Personal information
- Full name: Madaleine McMahon
- Date of birth: 10 April 1989 (age 35)
- Debut: Round 1, 2019, Geelong vs. Collingwood, at GMHBA Stadium
- Height: 175 cm (5 ft 9 in)

Playing career^{1}
- Years: Club / Games (Goals)
- 2019–S7 (2022): Geelong / 32 (0)
- ^{1} Playing statistics correct to the end of the S7 (2022) season.

= Maddy McMahon =

Australian rules footballer

Madaleine McMahon (born 10 April 1989) is a retired Australian rules footballer who played for the Geelong Football Club in the AFL Women's (AFLW).

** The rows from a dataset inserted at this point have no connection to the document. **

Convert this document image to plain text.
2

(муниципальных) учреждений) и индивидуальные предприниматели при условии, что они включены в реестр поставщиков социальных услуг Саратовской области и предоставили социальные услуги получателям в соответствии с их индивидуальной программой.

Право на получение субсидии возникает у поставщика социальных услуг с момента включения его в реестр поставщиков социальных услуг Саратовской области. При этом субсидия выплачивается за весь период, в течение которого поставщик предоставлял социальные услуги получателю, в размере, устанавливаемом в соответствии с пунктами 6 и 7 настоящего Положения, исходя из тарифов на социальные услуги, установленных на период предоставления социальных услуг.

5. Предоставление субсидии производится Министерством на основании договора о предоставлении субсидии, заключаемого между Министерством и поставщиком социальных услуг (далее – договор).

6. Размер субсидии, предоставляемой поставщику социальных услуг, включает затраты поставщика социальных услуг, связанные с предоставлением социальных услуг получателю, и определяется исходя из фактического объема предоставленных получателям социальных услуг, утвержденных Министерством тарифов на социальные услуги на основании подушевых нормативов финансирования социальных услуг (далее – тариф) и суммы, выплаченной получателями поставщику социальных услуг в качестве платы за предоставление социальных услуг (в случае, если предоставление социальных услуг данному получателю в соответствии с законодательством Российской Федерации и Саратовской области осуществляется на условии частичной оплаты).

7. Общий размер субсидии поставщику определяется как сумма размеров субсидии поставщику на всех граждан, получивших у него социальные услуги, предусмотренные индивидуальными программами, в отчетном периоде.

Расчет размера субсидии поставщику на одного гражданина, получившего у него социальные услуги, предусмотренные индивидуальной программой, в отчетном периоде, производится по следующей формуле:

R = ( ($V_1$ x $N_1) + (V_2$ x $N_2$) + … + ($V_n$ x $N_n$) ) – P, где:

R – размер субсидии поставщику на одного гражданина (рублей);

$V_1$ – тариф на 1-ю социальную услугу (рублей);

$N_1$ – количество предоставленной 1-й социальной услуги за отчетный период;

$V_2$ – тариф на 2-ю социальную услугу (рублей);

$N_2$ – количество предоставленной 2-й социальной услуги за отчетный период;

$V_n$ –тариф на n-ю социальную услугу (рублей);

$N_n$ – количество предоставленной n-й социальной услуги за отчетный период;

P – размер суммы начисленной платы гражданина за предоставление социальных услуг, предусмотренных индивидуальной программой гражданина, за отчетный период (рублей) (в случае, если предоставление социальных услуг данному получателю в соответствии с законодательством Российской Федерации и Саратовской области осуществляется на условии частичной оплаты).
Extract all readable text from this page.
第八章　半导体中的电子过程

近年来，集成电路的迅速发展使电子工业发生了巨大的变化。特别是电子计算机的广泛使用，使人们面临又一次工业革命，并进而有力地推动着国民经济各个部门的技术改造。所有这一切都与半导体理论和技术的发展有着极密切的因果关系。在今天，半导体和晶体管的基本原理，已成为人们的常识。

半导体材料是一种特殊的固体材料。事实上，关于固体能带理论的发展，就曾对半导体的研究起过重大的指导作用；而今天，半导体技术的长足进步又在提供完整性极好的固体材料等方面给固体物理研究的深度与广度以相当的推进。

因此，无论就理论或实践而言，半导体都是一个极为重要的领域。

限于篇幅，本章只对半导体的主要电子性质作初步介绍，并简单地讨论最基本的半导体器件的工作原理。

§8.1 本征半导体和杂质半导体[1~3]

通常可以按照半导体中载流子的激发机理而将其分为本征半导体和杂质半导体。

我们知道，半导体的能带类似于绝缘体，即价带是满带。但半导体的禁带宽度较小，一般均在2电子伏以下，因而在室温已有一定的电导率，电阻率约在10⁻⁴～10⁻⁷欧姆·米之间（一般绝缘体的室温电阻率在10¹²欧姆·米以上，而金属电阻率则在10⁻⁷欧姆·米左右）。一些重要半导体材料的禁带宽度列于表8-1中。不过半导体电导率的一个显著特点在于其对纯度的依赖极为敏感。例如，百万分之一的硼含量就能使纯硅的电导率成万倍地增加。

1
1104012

McMahon was recruited by Geelong as a cross-code rookie prior to the club's inaugural season in the AFLW, having previously played basketball with the Australian Institute of Sport in the Women's National Basketball League (WNBL), and also the Geelong Supercats. McMahon also played netball in local leagues prior to joining Geelong's VFL Women's football team in 2018, and has three children. McMahon made her AFLW debut during the first round of the 2019 season, against Collingwood at GMHBA Stadium.

In March 2023, McMahon retired, after four seasons playing and one spent on the inactive list.

McMahon is currently studying a Master of Teaching (Primary) at Deakin University.